Whilst redundant employees are usually entitled to receive statutory redundancy payments from their employer, the contractual right to receive enhanced redundancy payments is less common in practice. Sometimes the employer is liable for enhanced redundancy payments because it is bound by a business or industry wide collective agreement that sets out enhanced redundancy pay terms. Alternatively the employer may be liable for enhanced redundancy payments pursuant to the express provisions of the terms and conditions of employment of some or all of its employees. The relevant enhanced redundancy package terms may be set out in individual employment contracts, or in another contractual document (for example, a contractual redundancy policy in the employee handbook). However, that is not necessarily the end of the story: it is also possible for employees to benefit from an implied contractual entitlement to enhanced redundancy pay. The case of Peacock Stores v Peregrine & Ors is an example of this.

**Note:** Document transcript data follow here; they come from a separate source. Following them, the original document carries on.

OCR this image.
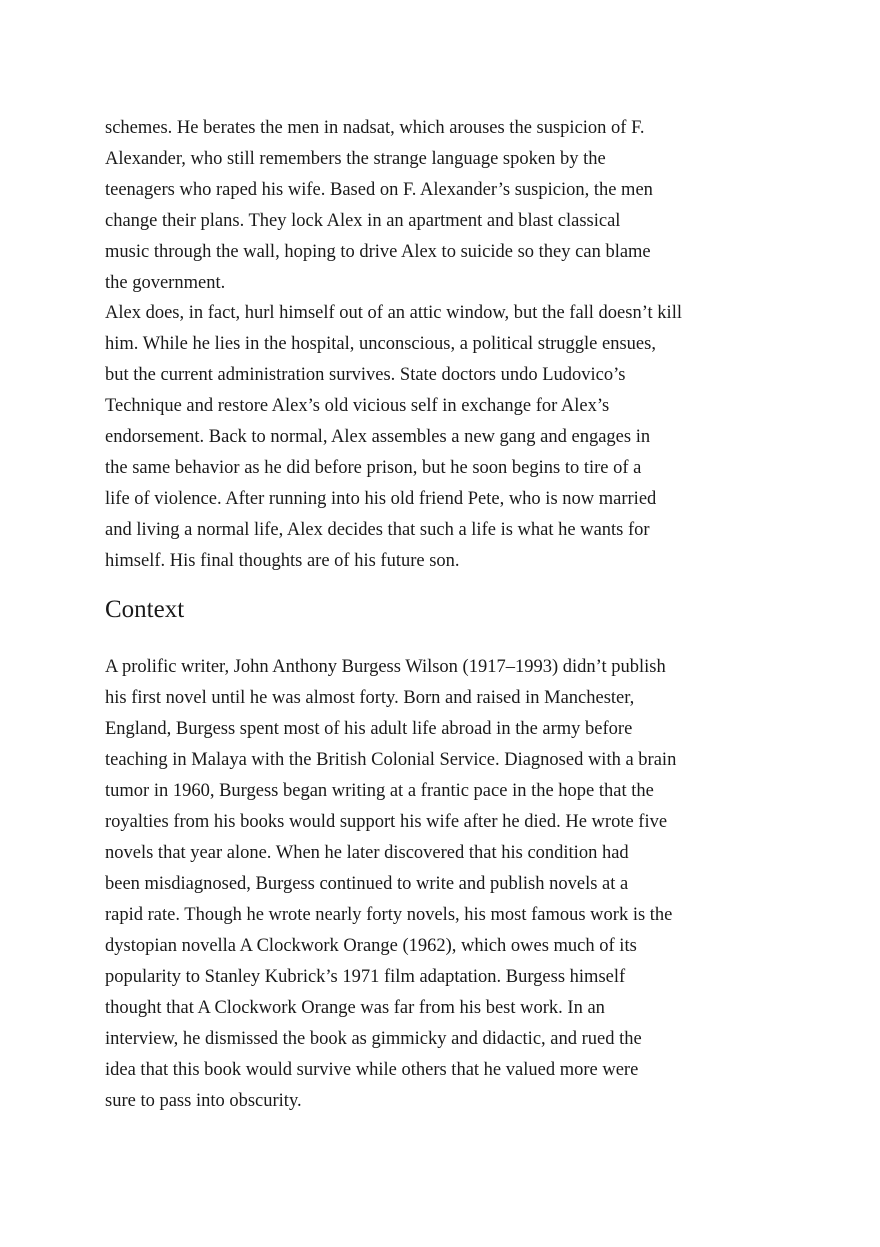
schemes. He berates the men in nadsat, which arouses the suspicion of F.
Alexander, who still remembers the strange language spoken by the
teenagers who raped his wife. Based on F. Alexander’s suspicion, the men
change their plans. They lock Alex in an apartment and blast classical
music through the wall, hoping to drive Alex to suicide so they can blame
the government.
Alex does, in fact, hurl himself out of an attic window, but the fall doesn’t kill
him. While he lies in the hospital, unconscious, a political struggle ensues,
but the current administration survives. State doctors undo Ludovico’s
Technique and restore Alex’s old vicious self in exchange for Alex’s
endorsement. Back to normal, Alex assembles a new gang and engages in
the same behavior as he did before prison, but he soon begins to tire of a
life of violence. After running into his old friend Pete, who is now married
and living a normal life, Alex decides that such a life is what he wants for
himself. His final thoughts are of his future son.
Context
A prolific writer, John Anthony Burgess Wilson (1917–1993) didn’t publish
his first novel until he was almost forty. Born and raised in Manchester,
England, Burgess spent most of his adult life abroad in the army before
teaching in Malaya with the British Colonial Service. Diagnosed with a brain
tumor in 1960, Burgess began writing at a frantic pace in the hope that the
royalties from his books would support his wife after he died. He wrote five
novels that year alone. When he later discovered that his condition had
been misdiagnosed, Burgess continued to write and publish novels at a
rapid rate. Though he wrote nearly forty novels, his most famous work is the
dystopian novella A Clockwork Orange (1962), which owes much of its
popularity to Stanley Kubrick’s 1971 film adaptation. Burgess himself
thought that A Clockwork Orange was far from his best work. In an
interview, he dismissed the book as gimmicky and didactic, and rued the
idea that this book would survive while others that he valued more were
sure to pass into obscurity.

This is an important issue in practice. Statutory redundancy payments are often fairly small. For very long serving employees, they are capped at £13,920, but the average statutory redundancy payment is much lower in value. It is not surprising therefore that employees affected by a redundancy situation often try to claim an implied contractual entitlement to enhanced redundancy pay.
In Peacock the Employment Appeal Tribunal confirmed that the employer was required to pay enhanced redundancy payments, and not only statutory redundancy payments, as a result of the implication of a contractual redundancy term. The evidence showed that the consistent practice of the employer in various redundancy situations from the early 1980s to 2002 had been to make redundancy payments based on statutory terms, but without applying the cap on years of service or weekly pay. There was also some more generalised evidence to the same effect covering 2002 to 2006. The Employment Judge found that by then an implied term existed as a result of consistent custom and practice by the employer. Although the position from 2006 to 2012 (when the redundancies at issue in the case occurred) was less clear cut, there was no basis to say that the implied contractual right that existed by then had lawfully been varied. The EAT confirmed that any departure after that date by the employer from its previously well established custom and practice of making enhanced redundancy payments amounted to a breach of contract, so the employer could not rely on any inconsistency of practice on its part after 2006 to say that the implied term had been varied or no longer applied.
The key issue in cases like this is whether, viewed objectively, the employer's conduct can reasonably be understood by employees as indicating that there is an automatic entitlement to enhanced redundancy pay. Peacock illustrates that providing enhanced redundancy payments to employees can be a risky business for employers. Employers can inadvertently find themselves bound by implied terms that are undesirable, and should also be aware that previous custom and practice needs to be considered in the early stages of planning redundancies. This case also highlights the fact that the potential existence of implied contractual redundancy terms is an important due diligence issue in business acquisitions and other TUPE transfers.